In 1839 the Hensel family visited Italy. In Rome, Fanny gained a young admirer – Charles Gounod, thirteen years her junior – who became fixated on her and later described her as an important influence on his musical career.
Fanny was always very close to her brother Felix. As children they often performed together (both earning much praise), they challenged and stimulated each other intellectually, and they shared ideas and advice on each other’s compositions. Although Felix discouraged Fanny from getting involved in the world of publishing, several of her songs were published under her brother’s name – three in each of his op.8 and op.9 sets. This led to an embarrassing moment when Queen Victoria, receiving Felix at Buckingham Palace, expressed her intention of singing her favourite of his songs, which he had to admit was actually one of Fanny’s! A piano sonata, long thought to be by Felix, was only recently reattributed to Fanny as her ‘Easter Sonata’. Its UK premiere was given on International Women’s Day in 2017.
Fanny wrote around 500 works – mainly songs and piano pieces, plus some chamber music and a handful of larger scale compositions including an orchestral Overture and some dramatic and choral works. Despite Felix’s discouragement, Fanny eventually had a few works published in her lifetime, and several more were published posthumously at Felix’s instigation. However even today much of her music remains only as manuscripts, a lot of it in private collections.
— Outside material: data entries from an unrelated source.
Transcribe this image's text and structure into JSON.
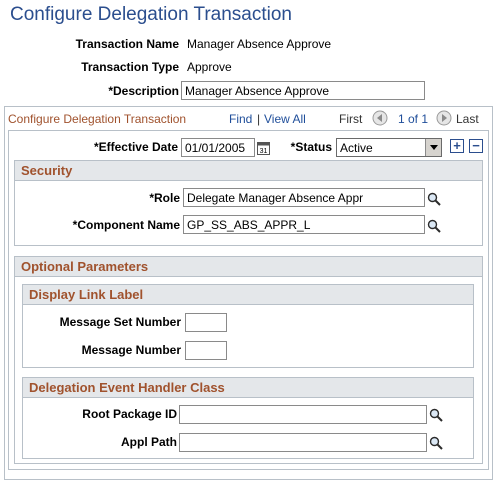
{
  "page": {
    "title": "Configure Delegation Transaction"
  },
  "header_fields": {
    "transaction_name": {
      "label": "Transaction Name",
      "value": "Manager Absence Approve"
    },
    "transaction_type": {
      "label": "Transaction Type",
      "value": "Approve"
    },
    "description": {
      "label": "*Description",
      "value": "Manager Absence Approve"
    }
  },
  "grid": {
    "title": "Configure Delegation Transaction",
    "find": "Find",
    "separator": "|",
    "view_all": "View All",
    "first": "First",
    "pager": "1 of 1",
    "last": "Last",
    "effective_date": {
      "label": "*Effective Date",
      "value": "01/01/2005"
    },
    "status": {
      "label": "*Status",
      "value": "Active"
    }
  },
  "security": {
    "title": "Security",
    "role": {
      "label": "*Role",
      "value": "Delegate Manager Absence Appr"
    },
    "component_name": {
      "label": "*Component Name",
      "value": "GP_SS_ABS_APPR_L"
    }
  },
  "optional_parameters": {
    "title": "Optional Parameters",
    "display_link_label": {
      "title": "Display Link Label",
      "message_set_number": {
        "label": "Message Set Number",
        "value": ""
      },
      "message_number": {
        "label": "Message Number",
        "value": ""
      }
    },
    "delegation_event_handler": {
      "title": "Delegation Event Handler Class",
      "root_package_id": {
        "label": "Root Package ID",
        "value": ""
      },
      "appl_path": {
        "label": "Appl Path",
        "value": ""
      }
    }
  },
  "colors": {
    "title_blue": "#2b4e8e",
    "section_brown": "#a0522d",
    "link_blue": "#1f4e9a",
    "header_gray": "#e4e7ea"
  },
  "icons": {
    "calendar": "calendar-icon",
    "lookup": "magnifier-icon",
    "prev": "arrow-left-icon",
    "next": "arrow-right-icon",
    "add": "plus-icon",
    "delete": "minus-icon"
  }
}
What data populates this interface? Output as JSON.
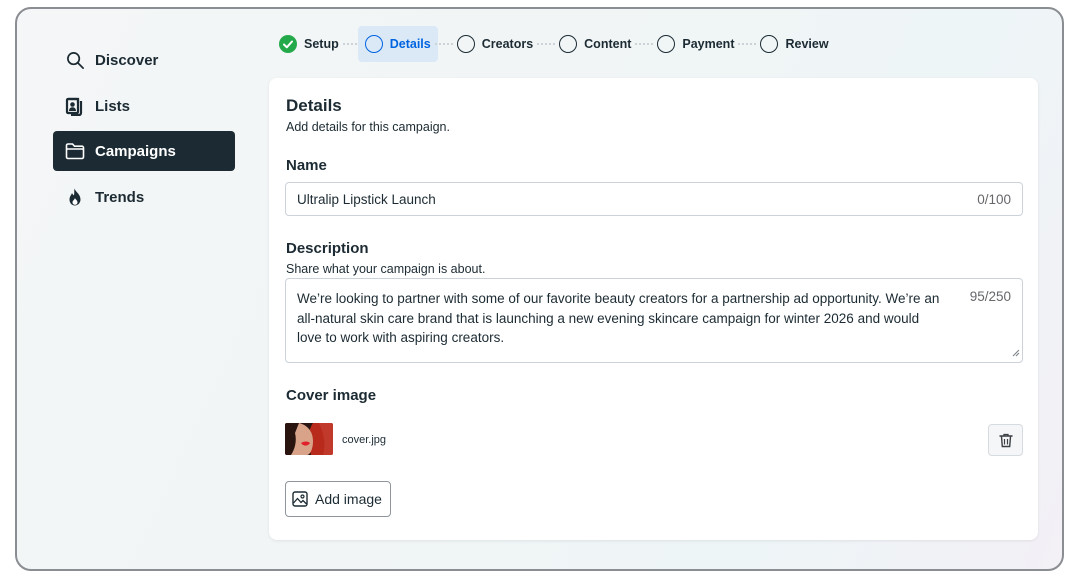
{
  "sidebar": {
    "items": [
      {
        "label": "Discover",
        "icon": "search-icon",
        "active": false
      },
      {
        "label": "Lists",
        "icon": "lists-icon",
        "active": false
      },
      {
        "label": "Campaigns",
        "icon": "folder-icon",
        "active": true
      },
      {
        "label": "Trends",
        "icon": "flame-icon",
        "active": false
      }
    ]
  },
  "stepper": {
    "steps": [
      {
        "label": "Setup",
        "state": "done"
      },
      {
        "label": "Details",
        "state": "active"
      },
      {
        "label": "Creators",
        "state": "todo"
      },
      {
        "label": "Content",
        "state": "todo"
      },
      {
        "label": "Payment",
        "state": "todo"
      },
      {
        "label": "Review",
        "state": "todo"
      }
    ]
  },
  "details": {
    "title": "Details",
    "subtitle": "Add details for this campaign.",
    "name": {
      "label": "Name",
      "value": "Ultralip Lipstick Launch",
      "counter": "0/100"
    },
    "description": {
      "label": "Description",
      "help": "Share what your campaign is about.",
      "value": "We’re looking to partner with some of our favorite beauty creators for a partnership ad opportunity. We’re an all-natural skin care brand that is launching a new evening skincare campaign for winter 2026 and would love to work with aspiring creators.",
      "counter": "95/250"
    },
    "cover": {
      "label": "Cover image",
      "filename": "cover.jpg",
      "add_label": "Add image",
      "delete_icon": "trash-icon",
      "add_icon": "image-icon"
    }
  },
  "colors": {
    "accent": "#0064e0",
    "success": "#23a94a",
    "nav_active_bg": "#1c2b33",
    "step_active_bg": "#dbe9f7"
  }
}
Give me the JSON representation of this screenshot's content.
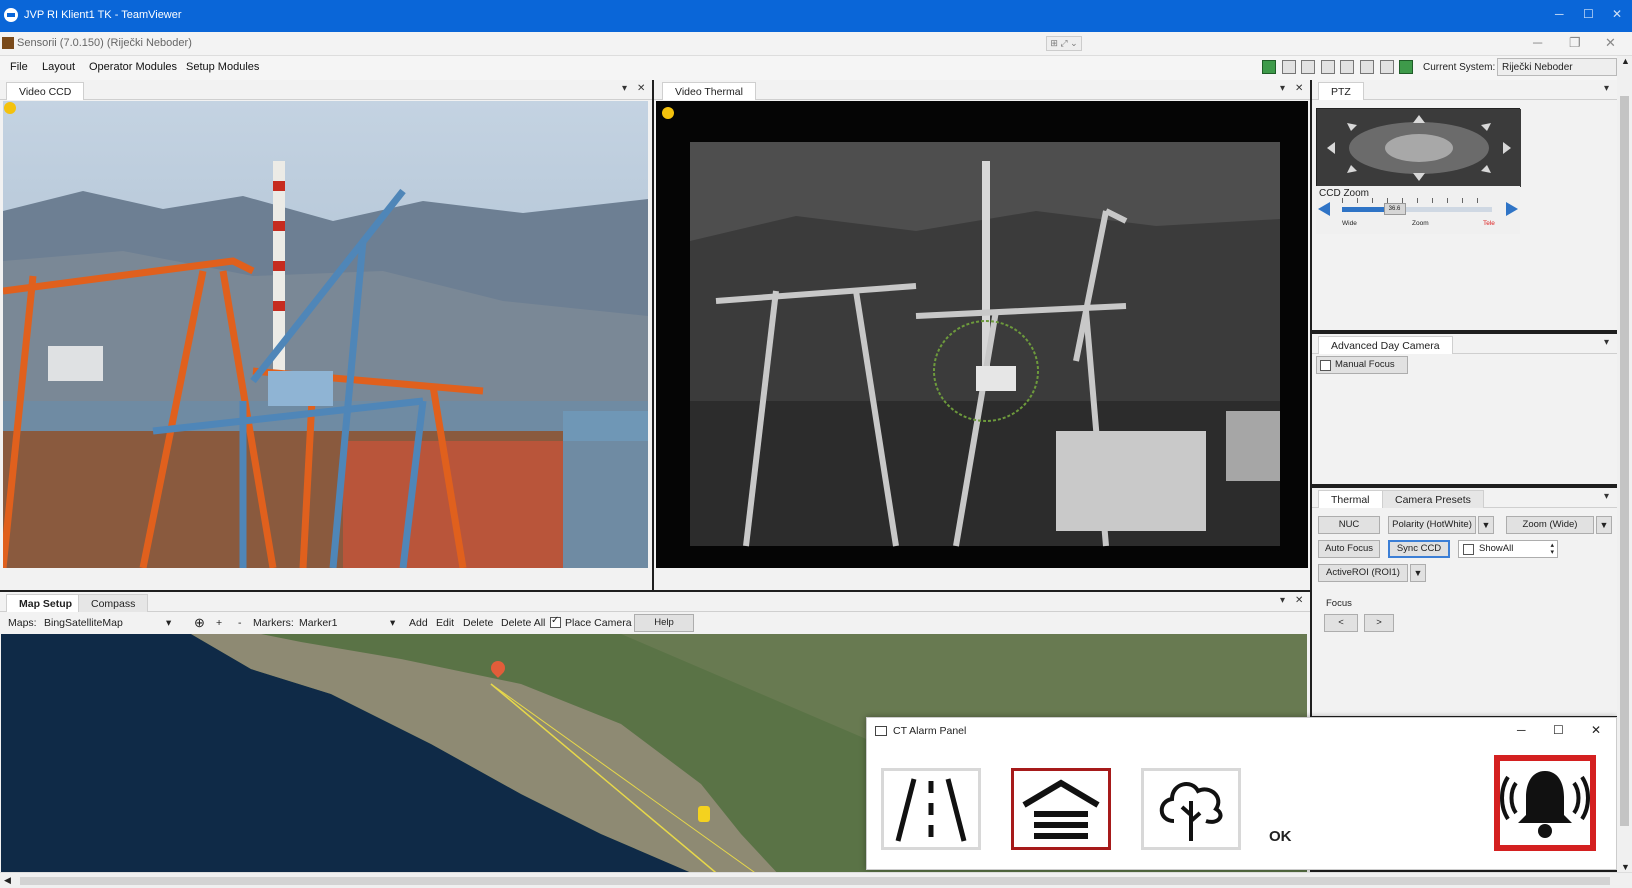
{
  "teamviewer": {
    "title": "JVP RI Klient1 TK - TeamViewer",
    "controls": [
      "─",
      "☐",
      "✕"
    ]
  },
  "app": {
    "title": "Sensorii (7.0.150) (Riječki Neboder)",
    "controls": [
      "─",
      "❐",
      "✕"
    ],
    "mini_controls": "⊞ ⤢ ⌄"
  },
  "menu": {
    "items": [
      "File",
      "Layout",
      "Operator Modules",
      "Setup Modules"
    ],
    "current_system_label": "Current System:",
    "current_system_value": "Riječki Neboder"
  },
  "video_ccd": {
    "tab": "Video CCD",
    "pin": "▾",
    "close": "✕"
  },
  "video_thermal": {
    "tab": "Video Thermal",
    "pin": "▾",
    "close": "✕"
  },
  "ptz": {
    "tab": "PTZ",
    "pin": "▾",
    "ccd_zoom_label": "CCD Zoom",
    "zoom_value": "36.6",
    "wide_label": "Wide",
    "zoom_label": "Zoom",
    "tele_label": "Tele",
    "zoom_level": 0.35
  },
  "advanced_day": {
    "tab": "Advanced Day Camera",
    "pin": "▾",
    "manual_focus": "Manual Focus"
  },
  "thermal": {
    "tabs": [
      "Thermal",
      "Camera Presets"
    ],
    "pin": "▾",
    "nuc": "NUC",
    "polarity": "Polarity (HotWhite)",
    "zoom": "Zoom (Wide)",
    "auto_focus": "Auto Focus",
    "sync_ccd": "Sync CCD",
    "show_all": "ShowAll",
    "active_roi": "ActiveROI (ROI1)",
    "focus_label": "Focus",
    "focus_prev": "<",
    "focus_next": ">"
  },
  "map": {
    "tabs": [
      "Map Setup",
      "Compass"
    ],
    "pin": "▾",
    "close": "✕",
    "maps_label": "Maps:",
    "maps_value": "BingSatelliteMap",
    "plus": "+",
    "minus": "-",
    "markers_label": "Markers:",
    "markers_value": "Marker1",
    "add": "Add",
    "edit": "Edit",
    "delete": "Delete",
    "delete_all": "Delete All",
    "place_camera": "Place Camera",
    "help": "Help"
  },
  "alarm_panel": {
    "title": "CT Alarm Panel",
    "controls": [
      "─",
      "☐",
      "✕"
    ],
    "ok": "OK"
  },
  "colors": {
    "teamviewer_blue": "#0a66d8",
    "alarm_red": "#d42020",
    "tile_selected": "#a61a1a",
    "status_yellow": "#f4c20d"
  },
  "icons": {
    "ccd_status": "status-dot-yellow",
    "thermal_status": "status-dot-yellow",
    "map_pin": "map-pin-icon",
    "camera_marker": "camera-marker-icon"
  }
}
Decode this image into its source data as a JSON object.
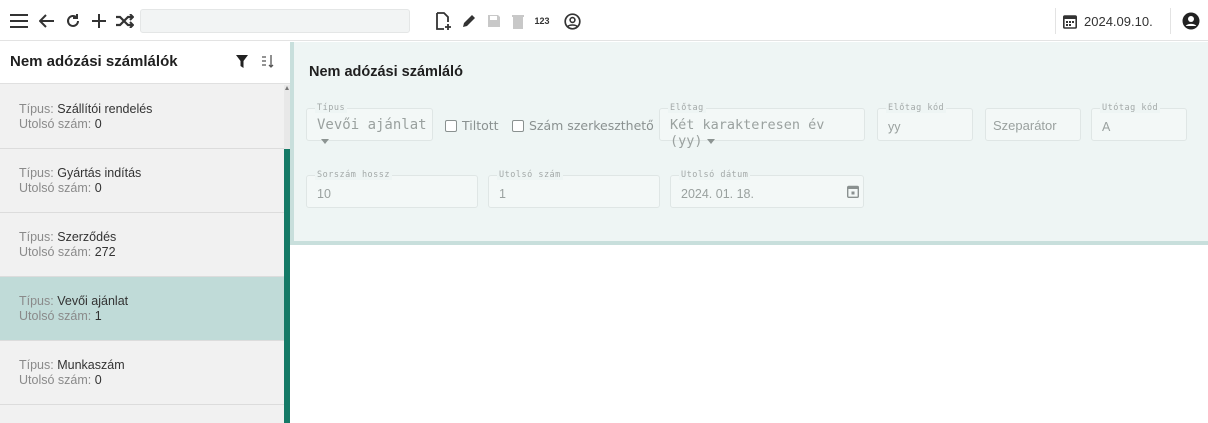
{
  "toolbar": {
    "icons": [
      "menu-icon",
      "back-icon",
      "reload-icon",
      "add-icon",
      "shuffle-icon",
      "new-document-icon",
      "edit-icon",
      "save-icon",
      "delete-icon",
      "numbering-icon",
      "user-circle-icon",
      "calendar-icon",
      "account-icon"
    ],
    "numbering_label": "123",
    "date": "2024.09.10."
  },
  "sidebar": {
    "title": "Nem adózási számlálók",
    "items": [
      {
        "type_key": "Típus:",
        "type": "Szállítói rendelés",
        "last_key": "Utolsó szám:",
        "last": "0",
        "active": false
      },
      {
        "type_key": "Típus:",
        "type": "Gyártás indítás",
        "last_key": "Utolsó szám:",
        "last": "0",
        "active": false
      },
      {
        "type_key": "Típus:",
        "type": "Szerződés",
        "last_key": "Utolsó szám:",
        "last": "272",
        "active": false
      },
      {
        "type_key": "Típus:",
        "type": "Vevői ajánlat",
        "last_key": "Utolsó szám:",
        "last": "1",
        "active": true
      },
      {
        "type_key": "Típus:",
        "type": "Munkaszám",
        "last_key": "Utolsó szám:",
        "last": "0",
        "active": false
      }
    ]
  },
  "form": {
    "title": "Nem adózási számláló",
    "tipus": {
      "label": "Típus",
      "value": "Vevői ajánlat"
    },
    "tiltott": {
      "label": "Tiltott",
      "checked": false
    },
    "szerkesztheto": {
      "label": "Szám szerkeszthető",
      "checked": false
    },
    "elotag": {
      "label": "Előtag",
      "value": "Két karakteresen év (yy)"
    },
    "elotag_kod": {
      "label": "Előtag kód",
      "value": "yy"
    },
    "szeparator": {
      "value": "Szeparátor"
    },
    "utotag_kod": {
      "label": "Utótag kód",
      "value": "A"
    },
    "sorszam_hossz": {
      "label": "Sorszám hossz",
      "value": "10"
    },
    "utolso_szam": {
      "label": "Utolsó szám",
      "value": "1"
    },
    "utolso_datum": {
      "label": "Utolsó dátum",
      "value": "2024. 01. 18."
    }
  },
  "colors": {
    "accent": "#157a67",
    "active_row": "#c0dbd8",
    "panel_bg": "#eef5f4"
  }
}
The Piano Trio was completed in 1847 for her sister Rebecka’s birthday. Within a month of the premiere, Fanny suffered a stroke during rehearsals for one of Felix’s oratorios, and died, aged 41. Felix died of the same cause just six months later. The Trio was published posthumously in 1850 as op.11, and is now one of her most frequently performed works. The opening Allegro molto vivace begins with a restless piano accompaniment, over a yearning melody in the strings. The gorgeous second movement is romantic and introspective, and leads in to the third movement Allegretto which is a charming ‘Song Without Words’ (a trademark of both Fanny and Felix). The theme of the final Allegro moderato has a sad feel, but is lightened by interesting cross rhythms and a brighter second theme. This is a beautifully crafted Romantic piano trio with lots of fresh ideas, by a composer with all of the talent and invention, if not the opportunities and ambition, of her more famous younger brother.